Hello everyone,
I have some problems with understanding how to parametrize models. Or at least I think that’s the case. Im trying to do some examples to get better, and I’m starting with examples from BDA3. I was doing the example of kidney cancer from section 2.7, where the idea is to estimate the cancer death rate per individual county with an informed prior.
It is a poisson regression, of the form
y_i\sim\mathrm{Poisson}(n_i\theta_i)
\theta_i\sim\mathrm{Gamma}(20,430000)
I wanted to do a model that would be able to handle all the counties simultaneously, with my reasoning being that because the components are not interacting with each other (model is not hierarchical, all parameters have the same prior with known parameters).
I’ve created the following model:
data {
int N; //number of observations
int y[N]; //observed cases at each observations
vector[N] pop; //population at each observation
}
parameters {
vector[N] theta;//estimated death parameters
}
transformed parameters {
vector[N] lambda=pop .* theta;
}
model {
theta ~ gamma(20,430000);
y ~ poisson(lambda);
}
However, what became surprising for me, was that increasing the number of components (i.e. N) problem becomes worse and worse conditioned, as divergences start with 3, and with 4 there is a lot of them and traceplots look weird. The data is not the problem, as individual models for every county fit without any problems.
I’ve shared my model and relevant notebook and data on GitHub (in PyStan)- https://github.com/jerzybaranowski/stan_public/tree/master/Cancer%20example
I’d be grateful if someone could explain to me why this is wrong, I assume that I’m not getting something about how such model is specified.
1 Like
Well apparently it is me being stupid. I have not constrained parameters properly, and they wandered all over the place.
Following model works without an issue:
data {
int N; //number of observations
int y[N]; //observed cases at each observations
vector[N] pop; //population at each observation
}
parameters {
vector<lower=0,upper=1>[N] theta;//estimated death parameters
}
transformed parameters {
vector[N] lambda=pop .* theta;
}
model {
theta ~ gamma(20,430000);
y ~ poisson(lambda);
}
EDIT: Probably no one will care, but I found one more thing and I am adding it for completeness.

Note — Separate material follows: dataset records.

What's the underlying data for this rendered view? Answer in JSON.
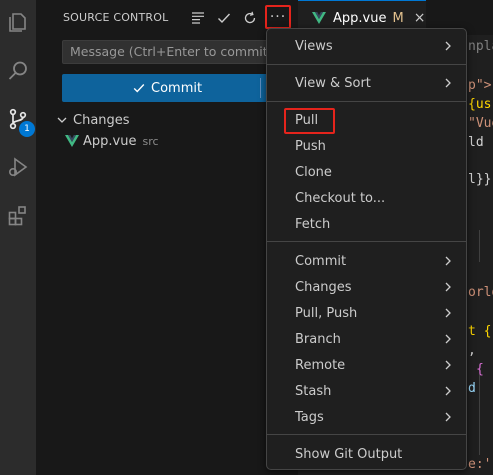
{
  "activity_bar": {
    "items": [
      {
        "icon": "explorer-icon"
      },
      {
        "icon": "search-icon"
      },
      {
        "icon": "source-control-icon",
        "badge": "1"
      },
      {
        "icon": "run-debug-icon"
      },
      {
        "icon": "extensions-icon"
      }
    ]
  },
  "source_control": {
    "title": "SOURCE CONTROL",
    "toolbar": [
      "view-tree-icon",
      "commit-check-icon",
      "refresh-icon"
    ],
    "more_label": "···",
    "message_placeholder": "Message (Ctrl+Enter to commit on",
    "commit_label": "Commit",
    "changes_label": "Changes",
    "file": {
      "name": "App.vue",
      "path": "src"
    }
  },
  "editor": {
    "tab": {
      "label": "App.vue",
      "status": "M",
      "close": "×"
    },
    "code_fragments": [
      "nplat",
      "p\">",
      "{us",
      "\"Vue",
      "ld r",
      "l}}",
      "orld",
      "t {",
      ",",
      "{",
      "d",
      "e:'"
    ]
  },
  "menu": {
    "items": [
      {
        "label": "Views",
        "submenu": true
      },
      {
        "label": "View & Sort",
        "submenu": true
      },
      {
        "label": "Pull",
        "submenu": false,
        "highlighted": true
      },
      {
        "label": "Push",
        "submenu": false
      },
      {
        "label": "Clone",
        "submenu": false
      },
      {
        "label": "Checkout to...",
        "submenu": false
      },
      {
        "label": "Fetch",
        "submenu": false
      },
      {
        "label": "Commit",
        "submenu": true
      },
      {
        "label": "Changes",
        "submenu": true
      },
      {
        "label": "Pull, Push",
        "submenu": true
      },
      {
        "label": "Branch",
        "submenu": true
      },
      {
        "label": "Remote",
        "submenu": true
      },
      {
        "label": "Stash",
        "submenu": true
      },
      {
        "label": "Tags",
        "submenu": true
      },
      {
        "label": "Show Git Output",
        "submenu": false
      }
    ]
  },
  "colors": {
    "accent": "#0e639c",
    "highlight_box": "#e5241c",
    "vue_green": "#41b883",
    "modified": "#e2c08d"
  }
}
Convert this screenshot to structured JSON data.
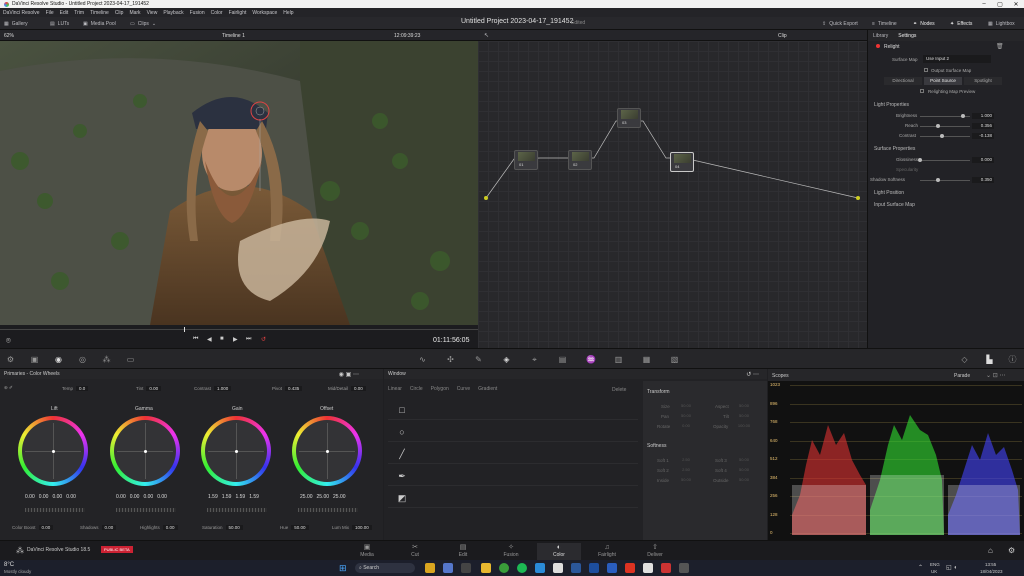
{
  "window": {
    "title": "DaVinci Resolve Studio - Untitled Project 2023-04-17_191452",
    "min": "–",
    "max": "▢",
    "close": "✕"
  },
  "menu": [
    "DaVinci Resolve",
    "File",
    "Edit",
    "Trim",
    "Timeline",
    "Clip",
    "Mark",
    "View",
    "Playback",
    "Fusion",
    "Color",
    "Fairlight",
    "Workspace",
    "Help"
  ],
  "toolbar": {
    "gallery": "Gallery",
    "luts": "LUTs",
    "media_pool": "Media Pool",
    "clips": "Clips",
    "project_title": "Untitled Project 2023-04-17_191452",
    "project_status": "Edited",
    "quick_export": "Quick Export",
    "timeline": "Timeline",
    "nodes": "Nodes",
    "effects": "Effects",
    "lightbox": "Lightbox"
  },
  "viewer": {
    "zoom": "62%",
    "timeline_name": "Timeline 1",
    "timecode": "12:09:39:23",
    "clip_timecode": "01:11:56:05",
    "clip_mode": "Clip"
  },
  "nodes": [
    {
      "label": "01"
    },
    {
      "label": "02"
    },
    {
      "label": "03"
    },
    {
      "label": "04"
    }
  ],
  "inspector": {
    "tab_library": "Library",
    "tab_settings": "Settings",
    "effect_name": "Relight",
    "surface_map_label": "Surface Map",
    "surface_map_value": "Use Input 2",
    "output_surface_map": "Output Surface Map",
    "btn_directional": "Directional",
    "btn_point_source": "Point Source",
    "btn_spotlight": "Spotlight",
    "relighting_preview": "Relighting Map Preview",
    "light_properties": "Light Properties",
    "brightness_label": "Brightness",
    "brightness": "1.000",
    "brightness_level": 0.85,
    "reach_label": "Reach",
    "reach": "0.356",
    "reach_level": 0.36,
    "contrast_label": "Contrast",
    "contrast": "-0.138",
    "contrast_level": 0.43,
    "surface_properties": "Surface Properties",
    "glossiness_label": "Glossiness",
    "glossiness": "0.000",
    "glossiness_level": 0.0,
    "specularity_label": "Specularity",
    "shadow_softness_label": "Shadow Softness",
    "shadow_softness": "0.350",
    "shadow_softness_level": 0.35,
    "light_position": "Light Position",
    "input_surface_map": "Input Surface Map"
  },
  "primaries": {
    "title": "Primaries - Color Wheels",
    "temp_label": "Temp",
    "temp": "0.0",
    "tint_label": "Tint",
    "tint": "0.00",
    "contrast_label": "Contrast",
    "contrast": "1.000",
    "pivot_label": "Pivot",
    "pivot": "0.435",
    "middetail_label": "Mid/Detail",
    "middetail": "0.00",
    "wheels": [
      {
        "name": "Lift",
        "values": [
          "0.00",
          "0.00",
          "0.00",
          "0.00"
        ]
      },
      {
        "name": "Gamma",
        "values": [
          "0.00",
          "0.00",
          "0.00",
          "0.00"
        ]
      },
      {
        "name": "Gain",
        "values": [
          "1.59",
          "1.59",
          "1.59",
          "1.59"
        ]
      },
      {
        "name": "Offset",
        "values": [
          "25.00",
          "25.00",
          "25.00"
        ]
      }
    ],
    "color_boost_label": "Color Boost",
    "color_boost": "0.00",
    "shadows_label": "Shadows",
    "shadows": "0.00",
    "highlights_label": "Highlights",
    "highlights": "0.00",
    "saturation_label": "Saturation",
    "saturation": "50.00",
    "hue_label": "Hue",
    "hue": "50.00",
    "lummix_label": "Lum Mix",
    "lummix": "100.00"
  },
  "window_panel": {
    "title": "Window",
    "linear": "Linear",
    "circle": "Circle",
    "polygon": "Polygon",
    "curve": "Curve",
    "gradient": "Gradient",
    "delete": "Delete",
    "transform": "Transform",
    "size": "Size",
    "size_val": "50.00",
    "pan": "Pan",
    "pan_val": "50.00",
    "rotate": "Rotate",
    "rotate_val": "0.00",
    "aspect": "Aspect",
    "aspect_val": "50.00",
    "tilt": "Tilt",
    "tilt_val": "50.00",
    "opacity": "Opacity",
    "opacity_val": "100.00",
    "softness": "Softness",
    "soft1": "Soft 1",
    "soft1_val": "2.50",
    "soft2": "Soft 2",
    "soft2_val": "2.50",
    "inside": "Inside",
    "inside_val": "50.00",
    "soft3": "Soft 3",
    "soft3_val": "50.00",
    "soft4": "Soft 4",
    "soft4_val": "50.00",
    "outside": "Outside",
    "outside_val": "50.00"
  },
  "scopes": {
    "title": "Scopes",
    "mode": "Parade",
    "ticks": [
      "1023",
      "896",
      "768",
      "640",
      "512",
      "384",
      "256",
      "128",
      "0"
    ]
  },
  "pages": [
    "Media",
    "Cut",
    "Edit",
    "Fusion",
    "Color",
    "Fairlight",
    "Deliver"
  ],
  "app_brand": "DaVinci Resolve Studio 18.5",
  "beta_badge": "PUBLIC BETA",
  "taskbar": {
    "weather_temp": "8°C",
    "weather_desc": "Mostly cloudy",
    "search": "Search",
    "lang": "ENG",
    "region": "UK",
    "time": "13:55",
    "date": "18/04/2023"
  }
}
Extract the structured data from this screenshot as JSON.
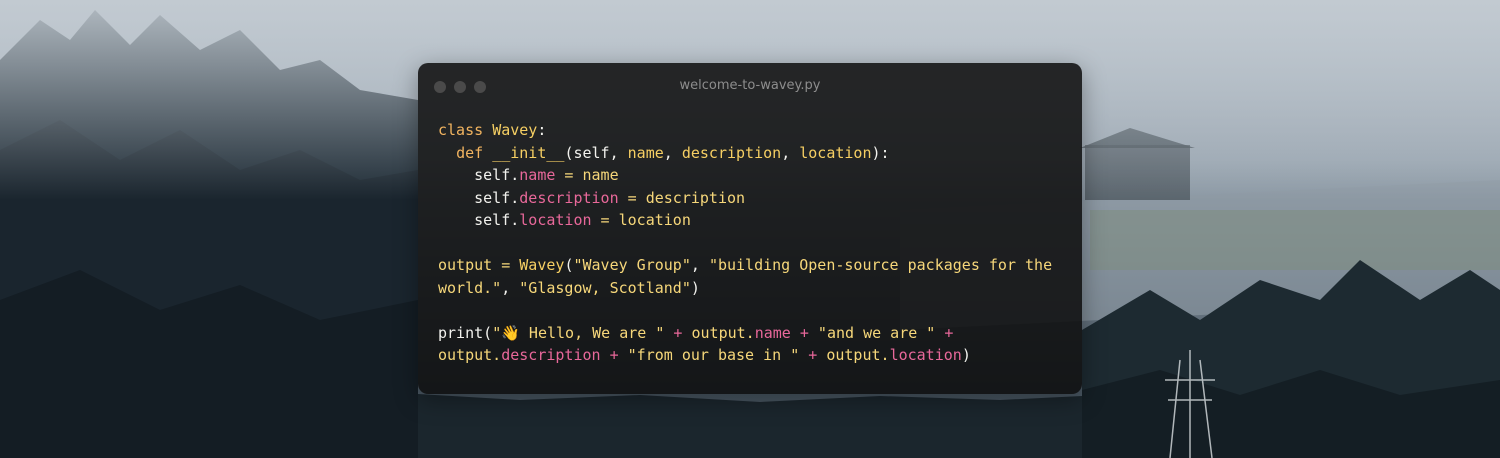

If model is run on the entire dataset this new model encounters problems. They come from varying scale of pop variable, which ranges from 50 to 8 milion. If entire range is covered, there are divergences. Splitting dataset into potions with pop up to 200,000 and above solves the problem.
EDIT2: I’ve updated Jupiter notebook. What is very surprising, is that it is very sensitive to the split of the sample. Depending on how the population is split it can saturate tree, or not, and this can be a difference of one sample. Also behavior is different whether samples are sorted or not.
2 Likes
What if you were to log10 the pop variable before passing it to the model? Presumably, you’d have to also transform that informative prior somehow.
I eventually did use the log transform for the rate, and then almost all ‘interesting’ things disappeared. I’ve finally decided to drop it out completely from my course materials because of that. Let me know if you are interested, then I’ll make the relevant notebook public.